Don't commingle funds. The company
should have its own bank account or accounts,
which should be used for all company business
and should not be used to pay your personal
expenses (as was done in the RJM & Associates
case mentioned above).
Don't suck your company dry. You can
pay yourself an appropriate salary for your services
rendered, but you should not make substantial
distributions to yourself at times when
the company is insolvent. In order to help
minimize potential exposure, the transactions
you conduct with the company should appear
as arms-length transactions to an independent
third party.
Do maintain corporate formalities. With
respect to corporations, maintain a minute book
and document board of directors' authorizations
and/or approvals for major business transactions;
hold Annual Meetings of the shareholders
and directors. If you have a limited liability
company with a board of managers, it's a good
idea to observe the same formalities for it.

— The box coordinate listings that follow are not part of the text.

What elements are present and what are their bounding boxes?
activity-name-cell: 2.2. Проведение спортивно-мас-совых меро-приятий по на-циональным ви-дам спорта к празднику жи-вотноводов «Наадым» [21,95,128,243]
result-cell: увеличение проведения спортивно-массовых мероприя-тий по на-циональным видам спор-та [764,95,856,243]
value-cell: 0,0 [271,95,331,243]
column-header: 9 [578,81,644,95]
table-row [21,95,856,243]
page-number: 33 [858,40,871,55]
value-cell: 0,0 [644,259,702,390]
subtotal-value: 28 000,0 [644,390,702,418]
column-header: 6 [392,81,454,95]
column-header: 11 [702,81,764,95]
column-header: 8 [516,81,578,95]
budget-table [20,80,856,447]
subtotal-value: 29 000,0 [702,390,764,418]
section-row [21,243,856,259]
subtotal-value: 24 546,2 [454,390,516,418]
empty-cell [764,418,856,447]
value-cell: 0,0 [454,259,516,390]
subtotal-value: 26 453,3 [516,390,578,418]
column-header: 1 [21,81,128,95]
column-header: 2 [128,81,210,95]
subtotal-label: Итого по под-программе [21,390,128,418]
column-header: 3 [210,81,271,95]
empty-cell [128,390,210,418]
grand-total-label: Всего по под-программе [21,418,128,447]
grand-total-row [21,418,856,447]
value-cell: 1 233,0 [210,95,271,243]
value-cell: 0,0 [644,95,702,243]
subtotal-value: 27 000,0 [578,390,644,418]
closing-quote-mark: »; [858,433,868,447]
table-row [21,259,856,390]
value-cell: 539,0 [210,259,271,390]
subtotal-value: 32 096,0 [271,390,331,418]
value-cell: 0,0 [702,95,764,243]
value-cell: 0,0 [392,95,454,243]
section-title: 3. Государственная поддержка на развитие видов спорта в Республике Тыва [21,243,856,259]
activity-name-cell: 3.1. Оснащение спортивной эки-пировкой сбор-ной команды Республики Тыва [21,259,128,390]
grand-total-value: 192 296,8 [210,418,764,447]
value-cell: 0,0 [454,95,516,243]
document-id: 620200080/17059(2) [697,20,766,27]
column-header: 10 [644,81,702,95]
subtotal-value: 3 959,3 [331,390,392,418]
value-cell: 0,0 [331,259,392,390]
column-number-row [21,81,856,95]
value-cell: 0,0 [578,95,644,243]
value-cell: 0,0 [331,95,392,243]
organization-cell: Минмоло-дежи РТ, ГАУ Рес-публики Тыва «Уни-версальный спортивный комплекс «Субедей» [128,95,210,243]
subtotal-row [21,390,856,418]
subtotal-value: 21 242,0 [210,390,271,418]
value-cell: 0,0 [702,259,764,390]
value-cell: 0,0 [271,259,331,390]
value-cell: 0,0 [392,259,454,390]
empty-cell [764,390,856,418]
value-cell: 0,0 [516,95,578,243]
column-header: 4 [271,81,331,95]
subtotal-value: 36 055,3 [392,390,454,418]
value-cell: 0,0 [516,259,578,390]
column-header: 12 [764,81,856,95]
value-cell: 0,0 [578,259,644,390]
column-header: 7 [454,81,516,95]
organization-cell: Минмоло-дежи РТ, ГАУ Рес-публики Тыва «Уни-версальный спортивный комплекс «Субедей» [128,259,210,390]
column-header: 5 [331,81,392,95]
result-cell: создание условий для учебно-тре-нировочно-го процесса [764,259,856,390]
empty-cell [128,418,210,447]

Don't mislead. Don't mislead vendors, customers
and others regarding the solvency of the
company or its financial ability to honor obligations.
Making a contract or commitment
which you know that your company will not
be able to honor falls into this category.
Unfortunately, despite your desire to limit
your personal liability, economic circumstances
and bargaining power may require that you
voluntarily agree to assume personal liability.
For example you may be asked to personally
guaranty bank loans or lease obligations. You
should pay attention to these matters and not
sign personal guarantees unless absolutely necessary.